En lo que respecta a este segundo alegato, la Corte de Apelaciones se distanció del criterio del tribunal de primera instancia por considerarlo erróneo. El tribunal concedió que México argumentó exitosamente la posibilidad de que las empresas de armas conscientemente fomentan y propician prácticas ilegales ya que su participación en el acto ilícito es lo suficientemente significativa y culpable. Por lo anterior, la Corte decidió que las empresas demandadas no gozan de la inmunidad consagrada en la PLCAA. Bajo esta lógica, el reclamo de México es apto para proceder a la etapa de presentación de pruebas y análisis de fondo.

México se encuentra a la espera de conocer las actuaciones de sus contrapartes, quienes tienen la posibilidad de solicitar la revisión por parte de la Suprema Corte de Estados Unidos, o permitir que el litigio siga su curso y la Corte de Distrito analice las cuestiones sustantivas.

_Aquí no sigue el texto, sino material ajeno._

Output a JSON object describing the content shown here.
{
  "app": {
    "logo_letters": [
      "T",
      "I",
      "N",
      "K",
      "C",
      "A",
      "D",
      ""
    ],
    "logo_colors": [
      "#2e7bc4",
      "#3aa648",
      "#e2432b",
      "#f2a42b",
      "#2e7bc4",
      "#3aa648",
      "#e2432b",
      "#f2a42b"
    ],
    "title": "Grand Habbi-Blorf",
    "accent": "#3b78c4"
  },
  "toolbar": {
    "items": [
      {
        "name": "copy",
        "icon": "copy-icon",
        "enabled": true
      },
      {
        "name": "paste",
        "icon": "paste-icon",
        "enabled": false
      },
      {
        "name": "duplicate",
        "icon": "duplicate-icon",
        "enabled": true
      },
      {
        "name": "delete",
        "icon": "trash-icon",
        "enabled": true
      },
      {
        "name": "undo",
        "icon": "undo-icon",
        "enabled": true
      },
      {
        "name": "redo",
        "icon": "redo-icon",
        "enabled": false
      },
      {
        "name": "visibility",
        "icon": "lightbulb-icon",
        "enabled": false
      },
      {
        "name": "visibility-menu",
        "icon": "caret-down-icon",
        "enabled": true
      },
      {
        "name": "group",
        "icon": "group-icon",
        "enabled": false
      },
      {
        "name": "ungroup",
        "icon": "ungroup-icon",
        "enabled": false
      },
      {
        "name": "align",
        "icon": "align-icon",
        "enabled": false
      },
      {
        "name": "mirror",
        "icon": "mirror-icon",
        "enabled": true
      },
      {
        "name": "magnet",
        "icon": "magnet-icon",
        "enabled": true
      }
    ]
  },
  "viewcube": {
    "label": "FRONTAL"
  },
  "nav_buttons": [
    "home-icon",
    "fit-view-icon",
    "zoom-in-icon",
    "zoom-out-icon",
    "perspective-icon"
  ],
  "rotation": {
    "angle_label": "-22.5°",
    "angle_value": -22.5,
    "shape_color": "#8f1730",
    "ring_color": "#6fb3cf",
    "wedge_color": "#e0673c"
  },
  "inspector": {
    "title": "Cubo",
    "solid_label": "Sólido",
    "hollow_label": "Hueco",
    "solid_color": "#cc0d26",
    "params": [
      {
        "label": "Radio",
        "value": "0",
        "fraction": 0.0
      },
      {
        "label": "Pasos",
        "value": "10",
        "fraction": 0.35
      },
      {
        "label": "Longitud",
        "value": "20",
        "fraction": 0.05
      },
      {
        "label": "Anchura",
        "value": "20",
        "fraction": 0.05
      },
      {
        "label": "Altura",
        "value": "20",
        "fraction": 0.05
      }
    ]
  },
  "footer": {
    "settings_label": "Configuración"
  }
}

La interpretación judicial de las normas contenidas en la PLCAA –particularmente de sus excepciones– es ineludiblemente necesaria, pues es a través de ella que se sientan las bases para garantizar el acceso a la justicia y a la certeza jurídica de todas las personas que se han visto afectadas por la violencia armada. Ante este escenario, es innegable que la sentencia de apelación en favor de México es uno de los reveces más significativos para la industria de las armas de fuego en lo que va del milenio.4 Más importante aún, la decisión de la Corte de Apelaciones representa una esperanza para todo aquel que busque rendición de cuentas por parte de una de las industrias más poderosas y protegidas.

Fadia Ibrahim Nader. Directora de Litigios sobre Privilegios e Inmunidades en al Consultoría Jurídica de la Secretaría de Relaciones Exteriores; licenciada en derecho por la Universidad Iberoamericana.

Jimena Blancas Machuca. Subdirectora en la Dirección de Litigios sobre Privilegios e Inmunidades en al Consultoría Jurídica de la Secretaría de Relaciones Exteriores; licenciada en derecho por el Centro de Investigaciones y Docencia Económica (CIDE).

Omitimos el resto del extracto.